27 Décembre 1943

 

                                                 27 décembre 1943  -  27 décembre 2013

    "  70 ans ont passé et il me revient à l’esprit un souvenir. Ce souvenir je veux le raconter." Raoul Massétat.

Nous étions en pleine période de la guerre 40-45. A l’époque beaucoup de jeunes étaient réquisitionnés par les troupes d’occupation, ou même par les milices françaises pour aller travailler en Allemagne dans des usines d’armement.
Pour ces jeunes qui partaient dans ces usines, une condition inacceptable : travailler pour l’ennemi.
Un risque permanent : se trouver sous un bombardement des alliés.
Donc pour échapper à tout cela beaucoup de jeunes, s’ils le pouvaient se réfugiaient souvent chez  des amis, ou dans la famille éloignée de leur domicile. Ils le faisaient souvent sous un faux nom.
A Lacajunte mes plus proches voisins, la famille Dubaquier, Gabriel et Marthe les parents, avait des cousins à Tarbes.
Ces cousins avaient une fille du nom de Jeannine qui fréquentait (terme de l’époque) un jeune homme instituteur de son métier et du nom de Marcel Chourry, rebaptisé Marcel Carrère pour la circonstance Marcel avait été retenu pour partir en Allemagne. Pour mettre à exécution ce refus il s’était réfugié à Lacajunte, dans la famille Dubaquier, chez les cousins de sa fiancée.
Nos deux familles vivaient très proches et Marcel en était devenu très vite un membre à part entière.
Nous étions au début du conflit, les mois passaient et Marcel était bien camouflé dans la famille Dubaquier.
Pour nous les petit écoliers nous regardions  Marcel avec beaucoup de déférence : il était instituteur.
Il participait tout de même aux activités des jeunes de la commune. Il était aimé et apprécié. Il participait aussi aux travaux des champs, puisque l’activité de nos parents n’était que l’agriculture.
Il y avait aussi à Lacajunte deux autres « réfractaires » comme Marcel. Ils étaient aussi très bien intégrés dans la vie de la commune.

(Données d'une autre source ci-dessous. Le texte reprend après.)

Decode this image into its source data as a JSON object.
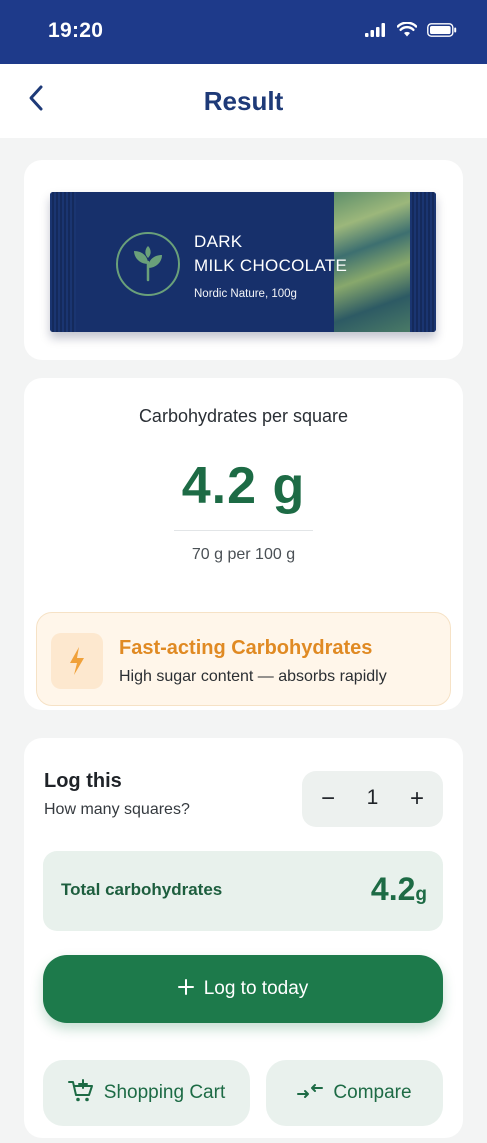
{
  "status_bar": {
    "time": "19:20",
    "icons": [
      "signal-icon",
      "wifi-icon",
      "battery-icon"
    ]
  },
  "header": {
    "back_icon": "chevron-left-icon",
    "title": "Result"
  },
  "product": {
    "line1": "DARK",
    "line2": "MILK CHOCOLATE",
    "subtitle": "Nordic Nature, 100g",
    "logo_icon": "leaf-icon"
  },
  "nutrition": {
    "label": "Carbohydrates per square",
    "value": "4.2 g",
    "per_100": "70 g per 100 g"
  },
  "alert": {
    "icon": "lightning-icon",
    "title": "Fast-acting Carbohydrates",
    "description": "High sugar content — absorbs rapidly"
  },
  "log": {
    "title": "Log this",
    "subtitle": "How many squares?",
    "stepper": {
      "minus": "−",
      "value": "1",
      "plus": "+"
    },
    "total_label": "Total carbohydrates",
    "total_value": "4.2",
    "total_unit": "g",
    "log_button": {
      "icon": "plus-icon",
      "label": "Log to today"
    },
    "cart_button": {
      "icon": "cart-plus-icon",
      "label": "Shopping Cart"
    },
    "compare_button": {
      "icon": "compare-arrows-icon",
      "label": "Compare"
    }
  },
  "colors": {
    "status_bar": "#1e3a8a",
    "title": "#1e3a78",
    "accent_green": "#1d7a4b",
    "warning_orange": "#e08a23",
    "wrapper_navy": "#17306b"
  }
}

Un beau jour Marcel et Jeannine décidèrent de se marier.
Cette décision était tout à fait logique, mais encore fallait il trouver le lieux des festivités. Le mariage devait aussi se faire sans fête, les festivités étaient interdites, surtout la musique et le bal.
Marcel et Jeannine décidèrent tout simplement de se marier à Lacajunte et d’organiser leur mariage chez Dubaquier. Quelle aventure… !
Ils étaient décidés à braver toutes les interdictions afin d’organiser ce mariage comme si rien n’était interdit, donc d’inviter beaucoup de monde, comme cela était la tradition.
La date en fut retenue, ce fut le 27 décembre1943.
L’organisation se mit en place bien longtemps avant cette date et plus d’une centaine de personnes furent invitées.
Mais comment organiser les repas et le bal dans les locaux de l’exploitation. Ces locaux n’étaient pas ceux d’aujourd’hui et étaient utilisés à autre chose. L’approvisionnement pour les repas posait moins de problèmes, il y avait dans toutes les fermes suffisamment de  volaille et autres produits. Les personnes du voisinage pouvaient se mobiliser pour préparer le festin.
Après réflexion il était décidé que les repas  se feraient dans la grange de chez Massetat et le bal dans la grange de chez Dubaquier. Quel travail en perspective pour rendre ces locaux opérationnels. Souvent ils étaient encore  occupés par du maïs à dépouiller et autres encombrements.
La perspective de cette fête était vécue avec tant de joie, que rien ne paraissait impossible. Les risques aussi étaient grands, car braver toutes les interdictions, c’était aussi en braver les conséquences. Celles-ci pouvaient être désastreuses.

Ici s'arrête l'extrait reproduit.